But for next weekend, all remains as it did last year. One hundred and twenty-seven dogs of 49 breeds will take their turns in obedience rings for the invitational, sponsored by Eukanuba and J & J Dog, a supplier of canine performance equipment. Six of the entries are All American dogs, mixed breeds enrolled in the AKC Canine Partners Program. The AKC National Juniors Obedience Competition, taking place from 8 a.m. to 3 p.m. on Saturday, will see 46 young handlers show off their handling skills.

“We will have a new element for the event with a ringside commentator announcing information about the exercises being performed in the rings so the spectators will have a greater understanding of the competition,” Manaton says. “We’re excited about offering more information to the public to help them understand and get involved in obedience.”

The top 25 AKC obedience dogs were invited to the invitational, based on their Obedience Trial Championship points gained between July 1, 2011 and June 30, 2012. Also invited were the top three dogs of each breed and those earning invitations at regional competitions throughout the U.S.

Anyone who has ever attended knows it’s a busy weekend with multiple rings in which the competitors strut their obedience stuff, so to speak.

Judges for the invitational will travel from Minnesota – Karen Anderson, Massachusetts – Elizabeth Chase, Kansas – Rick Garvin, Michigan – James Ham, Georgia – Carol Mett, Idaho – Alice Peterson and as far as California – Stephanie Gomez, along with Greg Feathers who lives in Florida, but almost in Alabama, to help crown the 2012 AKC National Obedience Champion. Junior obedience judges will be Bobby Self Jr. of Illinois and Louise C. Botko, also from Minnesota.

“This will be the second year for the National Juniors Obedience Competition, and the juniors and their parents are all very excited,” Manaton says. “I’m sure that the juniors ring will be surrounded by people cheering them on as they were last year. We have 46 juniors entered, representing 13 states and 24 breeds.”

In addition to prestige of the title, the National Obedience Champion’s handler will go home with a $2,500 cash award, the Soaring Eagle Crystal Award, placement rosettes and medallions, and a one-year subscription to Front & Finish. The first, second and third runners-up receive custom-made wood boxes, placement rosettes and medallions, subscriptions, and $1,500, $1,000, and $500 cash prizes, respectively.

If you’re headed to Florida, but will be too busy with show dogs or agility on the weekend to watch any obedience, you’ll have plenty of opportunity before AKC/Eukanuba even gets started. The Orlando Dog Club will hold AKC obedience trials beginning at 9 a.m. Wednesday through Friday, also at the Orange County Convention Center. Nearly 150 dogs will trial in Novice A and B, Beginner Novice A and B, Graduate Novice, Open A and B, Graduate Open, Utility A and B, Versatility and International classes. Golden Retrievers top the entries with 33. Fourteen Border Collies are entered, with Labrador Retrievers right behind with 12. Three All American Dogs – mixed breeds enrolled in the AKC Canine Partners Program – are scheduled for trials as well.

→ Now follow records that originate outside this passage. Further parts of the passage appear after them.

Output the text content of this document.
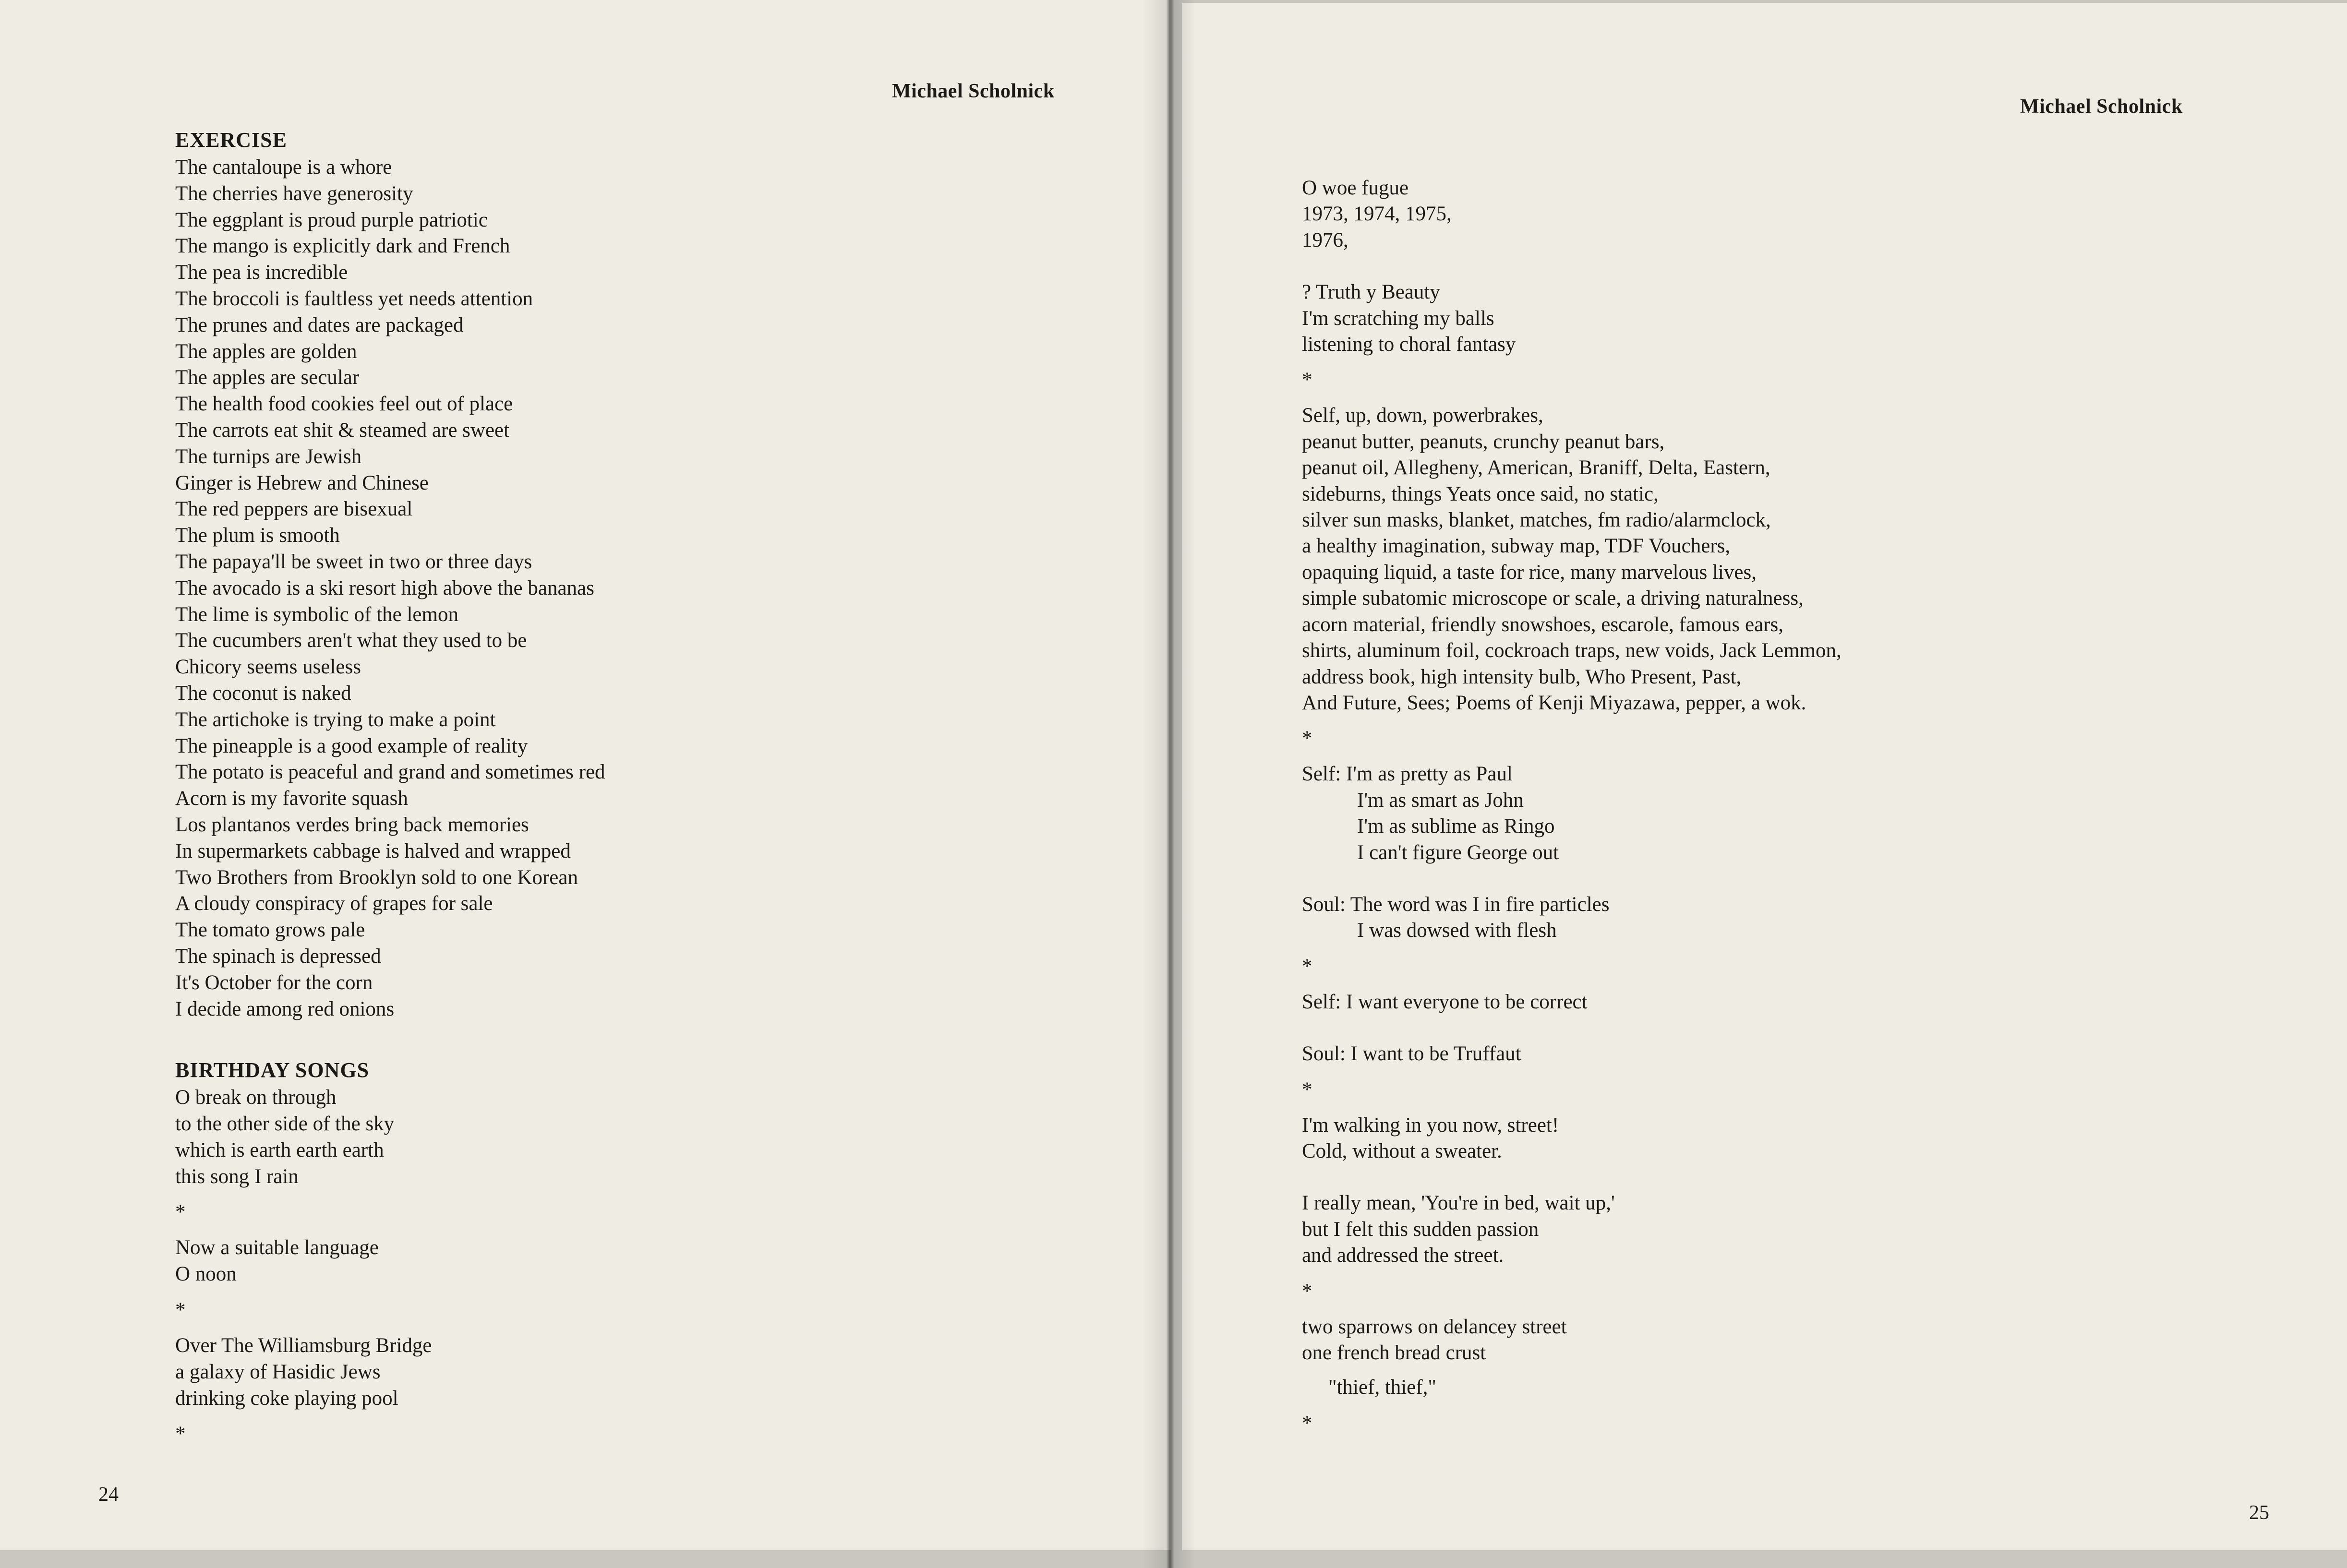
Michael Scholnick
EXERCISE
The cantaloupe is a whore
The cherries have generosity
The eggplant is proud purple patriotic
The mango is explicitly dark and French
The pea is incredible
The broccoli is faultless yet needs attention
The prunes and dates are packaged
The apples are golden
The apples are secular
The health food cookies feel out of place
The carrots eat shit & steamed are sweet
The turnips are Jewish
Ginger is Hebrew and Chinese
The red peppers are bisexual
The plum is smooth
The papaya'll be sweet in two or three days
The avocado is a ski resort high above the bananas
The lime is symbolic of the lemon
The cucumbers aren't what they used to be
Chicory seems useless
The coconut is naked
The artichoke is trying to make a point
The pineapple is a good example of reality
The potato is peaceful and grand and sometimes red
Acorn is my favorite squash
Los plantanos verdes bring back memories
In supermarkets cabbage is halved and wrapped
Two Brothers from Brooklyn sold to one Korean
A cloudy conspiracy of grapes for sale
The tomato grows pale
The spinach is depressed
It's October for the corn
I decide among red onions
BIRTHDAY SONGS
O break on through
to the other side of the sky
which is earth earth earth
this song I rain
*
Now a suitable language
O noon
*
Over The Williamsburg Bridge
a galaxy of Hasidic Jews
drinking coke playing pool
*
24
Michael Scholnick
O woe fugue
1973, 1974, 1975,
1976,
? Truth y Beauty
I'm scratching my balls
listening to choral fantasy
*
Self, up, down, powerbrakes,
peanut butter, peanuts, crunchy peanut bars,
peanut oil, Allegheny, American, Braniff, Delta, Eastern,
sideburns, things Yeats once said, no static,
silver sun masks, blanket, matches, fm radio/alarmclock,
a healthy imagination, subway map, TDF Vouchers,
opaquing liquid, a taste for rice, many marvelous lives,
simple subatomic microscope or scale, a driving naturalness,
acorn material, friendly snowshoes, escarole, famous ears,
shirts, aluminum foil, cockroach traps, new voids, Jack Lemmon,
address book, high intensity bulb, Who Present, Past,
And Future, Sees; Poems of Kenji Miyazawa, pepper, a wok.
*
Self: I'm as pretty as Paul
I'm as smart as John
I'm as sublime as Ringo
I can't figure George out
Soul: The word was I in fire particles
I was dowsed with flesh
*
Self: I want everyone to be correct
Soul: I want to be Truffaut
*
I'm walking in you now, street!
Cold, without a sweater.
I really mean, 'You're in bed, wait up,'
but I felt this sudden passion
and addressed the street.
*
two sparrows on delancey street
one french bread crust
"thief, thief,"
*
25
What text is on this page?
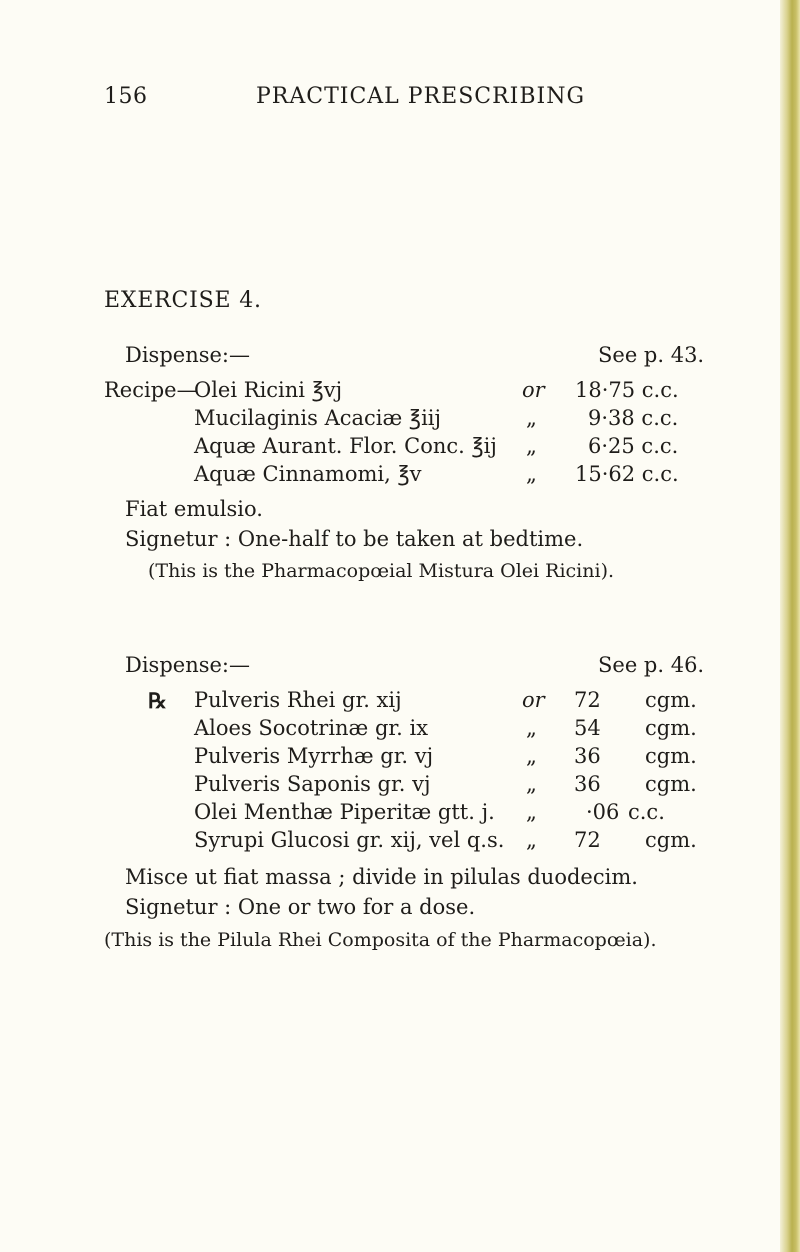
156	PRACTICAL PRESCRIBING
EXERCISE 4.
Dispense:—	See p. 43.
Recipe—
Olei Ricini ℥vj	or 18·75 c.c.
Mucilaginis Acaciæ ℥iij	„ 9·38 c.c.
Aquæ Aurant. Flor. Conc. ℥ij „ 6·25 c.c.
Aquæ Cinnamomi, ℥v	„ 15·62 c.c.
Fiat emulsio.
Signetur : One-half to be taken at bedtime.
(This is the Pharmacopœial Mistura Olei Ricini).
Dispense:—	See p. 46.
℞ Pulveris Rhei gr. xij	or 72 cgm.
Aloes Socotrinæ gr. ix	„ 54 cgm.
Pulveris Myrrhæ gr. vj	„ 36 cgm.
Pulveris Saponis gr. vj	„ 36 cgm.
Olei Menthæ Piperitæ gtt. j. „ ·06 c.c.
Syrupi Glucosi gr. xij, vel q.s. „ 72 cgm.
Misce ut fiat massa ; divide in pilulas duodecim.
Signetur : One or two for a dose.
(This is the Pilula Rhei Composita of the Pharmacopœia).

The five 2011 AKC Agility Invitational winners were, from left, MACH8 Thomwoods Flare CD MXF TQX, “Flare,” a Doberman Pinscher owned and handled by Yvonne Mancino from Pataskala, Ohio; Ch. MACH4 Colquhoun’s No Time to Relax RN MXF TQX, “Miller,” a Bearded Collie owned and handled by Karen Barratt from Galveston, Texas; MACH3 Carazo’s Rogue in Red NF, “Rogue,” an Australian Cattle Dog owned by Nicole and Stephen Carazo of Riverside, Calif., and handled by Stephen; Ch. MACH5 Ravendune Right on Target CDX RAE OF, “T,” a Miniature Poodle owned and handled by Cathi Winkles from Bloomfield Hills, Mich.; and MACH Honey Come Quick, “Tangle,” an All-American owned and handled by Dana Pike from Wilmington, Ill. Photo © AKC.

The AKC Agility Invitational, held annually during AKC/Eukanuba weekend, continues unchanged. For two days, dogs in five size divisions will take to the teeter-totters, “A”-frames and the many other obstacles that make up an agility course.

“I expect once again that everyone will enjoy getting to watch the diverse breeds we have running in AKC agility,” says AKC Director of Agility Carrie DeYoung. “From the Yorkshire Terriers to the Saint Bernards, we have grown to 164 of the 175 AKC Breeds competing. You do not get to see that at any agility trial in the United States. We also have exhibitors from five countries joining us this year.”

That broad breed spectrum is due to the nature of an invitational. The top five agility dogs of each breed were invited, and more than 600 will compete, representing 156 breeds and 45 states. Twelve All American dogs are entered in the event, which, like the obedience invitational, is sponsored by Eukanuba and J & J Dog Supplies.

Judges for the invitational are Linda Robertson, who will travel from Tennessee, Alan Arthur arriving from Texas, John Barry Hall from Alabama and Saso Novak, who definitely has the longest trek to make – from Slovenia.

Even with the addition of a third ring this year, handlers and dogs have early starts both days, 7 a.m. on Saturday and 6 a.m. on Sunday for course (agility map) distribution and walk-thrus for all breed heights. Runs begin at 8 a.m. on Saturday, 7 a.m. on Sunday.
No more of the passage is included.